I was told by Honda tech that the lost motion assembly came loose and had lodged into the camshaft. The camshaft stopped and then broke the camshaft gear pin that holds it in place. The camshaft pulley then spun freely and the motion of the car engine bent the values. Does the tech explanation pass the giggle test or as they originally told me they don’t know how it happen?
The “lost motion assembly” must be strictly a hybrid term, because I’ve never heard of it in the past. Providing it is a hydrid-unique part, and not really referring to the cam sensor or timing belt or something else, I have absolutely no clue on whether or not their explanation passes the giggle test or not. If I were you, I’d jump onto Google and start searching Honda forums and see if you can find someone else that had a similar problem as yours. Sorry I wasn’t of more help.

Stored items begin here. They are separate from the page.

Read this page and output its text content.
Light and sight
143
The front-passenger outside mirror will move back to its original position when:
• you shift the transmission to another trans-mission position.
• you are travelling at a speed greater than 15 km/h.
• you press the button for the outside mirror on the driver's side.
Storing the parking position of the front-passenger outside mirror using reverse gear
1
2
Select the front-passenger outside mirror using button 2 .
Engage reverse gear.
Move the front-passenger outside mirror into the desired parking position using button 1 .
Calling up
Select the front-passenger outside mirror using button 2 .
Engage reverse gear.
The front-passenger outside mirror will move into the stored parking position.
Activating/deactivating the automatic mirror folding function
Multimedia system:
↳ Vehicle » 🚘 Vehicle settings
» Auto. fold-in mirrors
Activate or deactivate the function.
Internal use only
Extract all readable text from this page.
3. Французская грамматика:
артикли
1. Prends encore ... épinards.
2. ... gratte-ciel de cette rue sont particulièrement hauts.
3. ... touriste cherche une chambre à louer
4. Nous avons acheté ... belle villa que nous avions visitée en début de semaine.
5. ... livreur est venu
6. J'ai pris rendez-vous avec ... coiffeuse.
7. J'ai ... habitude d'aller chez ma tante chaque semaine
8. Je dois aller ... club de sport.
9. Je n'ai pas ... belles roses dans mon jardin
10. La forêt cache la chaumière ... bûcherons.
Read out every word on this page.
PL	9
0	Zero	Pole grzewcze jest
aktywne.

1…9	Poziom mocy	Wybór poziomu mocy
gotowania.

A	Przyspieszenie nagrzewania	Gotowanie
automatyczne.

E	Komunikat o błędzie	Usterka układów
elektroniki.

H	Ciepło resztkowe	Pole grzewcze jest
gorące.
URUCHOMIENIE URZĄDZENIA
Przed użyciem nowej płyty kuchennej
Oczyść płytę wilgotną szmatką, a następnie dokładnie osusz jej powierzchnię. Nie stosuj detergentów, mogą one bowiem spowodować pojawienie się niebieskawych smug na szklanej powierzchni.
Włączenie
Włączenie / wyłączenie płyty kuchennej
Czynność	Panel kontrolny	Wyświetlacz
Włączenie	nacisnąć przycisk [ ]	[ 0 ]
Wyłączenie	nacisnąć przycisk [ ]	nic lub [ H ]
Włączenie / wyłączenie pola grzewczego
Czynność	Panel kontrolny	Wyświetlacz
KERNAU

If the “lost motion assembly” is a part of the VTEC variable valve timing system…
then yes that explanation makes sense.
If some loose piece forces the cam to stop turning something has to give, like where the pulley attaches.
If the cam stops turning it’s just like the timing belt breaking.
This must be an ‘interference’ engine.
No, the Lost Motion Assembly is not unique to Honda hybrids. Any modern Honda engine with variable valve timing is likely to have these components.
As Circuitsmith states below, a malfunction in the Lost Motion mechanism can pretty much duplicate what happens when a timing belt breaks on an interference engine.
Did this engine run low on oil, or did it ever go a long time between oil changes?
Oil starvation often starts at the top of an engine.